The next night the three of us, with the addition of Pablo, again went out with Emanuele, Giulio, and the rest of the Erasmus crew to a student concert in one of the Mensa (cafeteria buildings). It was, to say that least, not quite what we expected, and it resembled a high school battle of the bands more than anything else. We arrived two hours late, so we were only in time to hear a French screaming rock group followed by a British classical wind quintet before the half hour of tearful thank yous and the horrendous encore (a seemingly endless rendition of Stand By Me cut with random bits of other songs, most notably the Imperial March from Star Wars). The best moment of the night was when the wind quintet performed an instrumental version of Bohemian Rhapsody and invited the audience to sing along. This didn't work out quite the way they intended, as no one in the audience but the few Americans had any kind of grasp of the lyrics. The sing-along was, as a result, more the most part rather weak. The notable exception was when Joe quite loudly hit the long high note. The whole audience broke into hooting applause.
The more successful part of the evening was after the concert finally ended and the four of us and our newly adopted friend group went out into the park and chatted over cheap beers until 3 o'clock in the morning.

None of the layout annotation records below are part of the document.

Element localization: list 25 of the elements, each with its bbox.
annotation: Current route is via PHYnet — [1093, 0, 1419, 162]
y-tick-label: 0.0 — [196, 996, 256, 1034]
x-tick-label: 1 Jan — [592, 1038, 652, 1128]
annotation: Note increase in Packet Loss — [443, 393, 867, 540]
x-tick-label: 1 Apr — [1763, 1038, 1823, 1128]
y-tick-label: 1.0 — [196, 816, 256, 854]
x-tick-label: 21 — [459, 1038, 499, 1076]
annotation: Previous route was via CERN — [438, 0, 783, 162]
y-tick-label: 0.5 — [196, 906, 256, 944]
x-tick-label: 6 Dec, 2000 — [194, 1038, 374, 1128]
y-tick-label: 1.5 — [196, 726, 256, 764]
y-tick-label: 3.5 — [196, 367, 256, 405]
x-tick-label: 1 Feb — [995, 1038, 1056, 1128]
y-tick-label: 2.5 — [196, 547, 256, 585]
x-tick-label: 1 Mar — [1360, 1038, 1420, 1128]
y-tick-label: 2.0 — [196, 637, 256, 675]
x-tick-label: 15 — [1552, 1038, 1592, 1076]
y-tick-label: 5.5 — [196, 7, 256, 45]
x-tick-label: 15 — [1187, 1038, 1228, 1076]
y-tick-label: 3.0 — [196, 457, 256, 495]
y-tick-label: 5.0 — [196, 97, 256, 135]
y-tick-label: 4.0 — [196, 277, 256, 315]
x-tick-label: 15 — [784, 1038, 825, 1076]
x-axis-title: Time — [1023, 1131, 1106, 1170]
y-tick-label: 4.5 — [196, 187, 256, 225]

But das Leben in Göttingen (life in Göttingen) is a lot more than just going out. I also take naps, cook dinner in our frustratingly inefficient and under-equipped kitchen, and, oh, go to class for five hours every morning. Class is going well though. I like the people in my section and we're currently in the midst of watching a gripping "Telenovela für Deutschlerner" (soap opera for students of German), Jojo sucht das Glück. The two-minute webisodes are full of drama and German grammar. All in all, not a bad deal.